The doors shut with the same hiss and then the chamber moved. Belatedly, Ba’el realized this was a turbolift. She’d used them on the supply ship but only there—everything on Carraya was at ground level.

  Where the lifts on the Romulan ships had always made her nauseous, this one was quite smooth and pleasant. She wondered if that was due to Klingon or Federation engineering.

  With a barely perceptible lurch, the lift slowed and stopped, and the doors parted again. Another unformed being—human?—sat at a wooden desk in the corridor that this lift emptied into.

  “Hi, Giancarlo,” the person at the desk said. “And you must be Ba’el. The ambassador’s ready for you.”

  “Thank you, Carl,” Wu said. He led Ba’el to a set of doors that parted at his approach.

  Ba’el found her breath catching in her throat at what she saw.

  The back wall of the huge room which she entered was made up of three windows that looked out over a magnificent cityscape. After growing up amid the modest structures of Carraya, to see such magnificent structures that climbed high into the cloud-filled sky took Ba’el’s breath away. A dark river flowed tempestuously through the center of the metropolis, and she could see one particularly imposing structure atop the highest ground near the river—she assumed this to be the Great Hall, the center of Klingon government.

  Inside the office, she saw a large wooden desk. The desk contained a workstation and several padds. The screen of the workstation was lit up with the image of an old Klingon being attacked by another Klingon whose face was masked.

  Sitting at that desk was the man she loved.

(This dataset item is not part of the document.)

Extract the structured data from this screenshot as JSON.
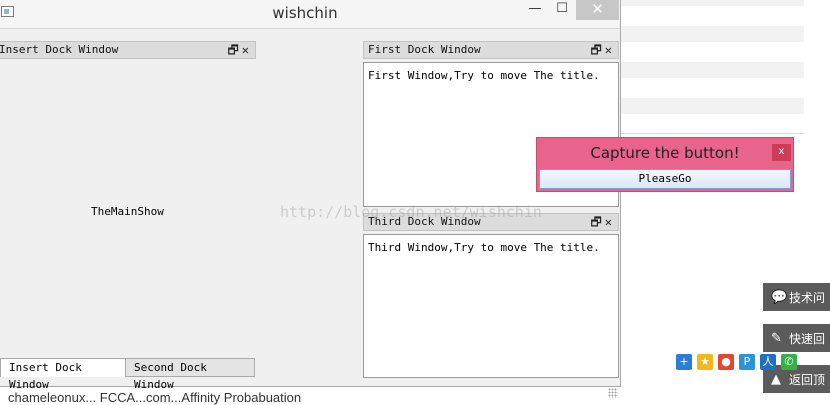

  Until this very moment, Ba’el hadn’t been sure how she felt. True, she’d fallen madly in love with Worf practically from the moment she first saw him on Carraya. Yes, she was younger then, and Worf was an impressive figure, appearing mysteriously, telling strange stories of worlds far beyond their experiences—plus he smelled wonderful. He opened her eyes to so many things.

  As the years passed, though, Ba’el wondered how much of that was youthful enthusiasm mixed with nostalgia. Did she love Worf or just the memory of Worf? And was she fixated on him now because she had nothing left?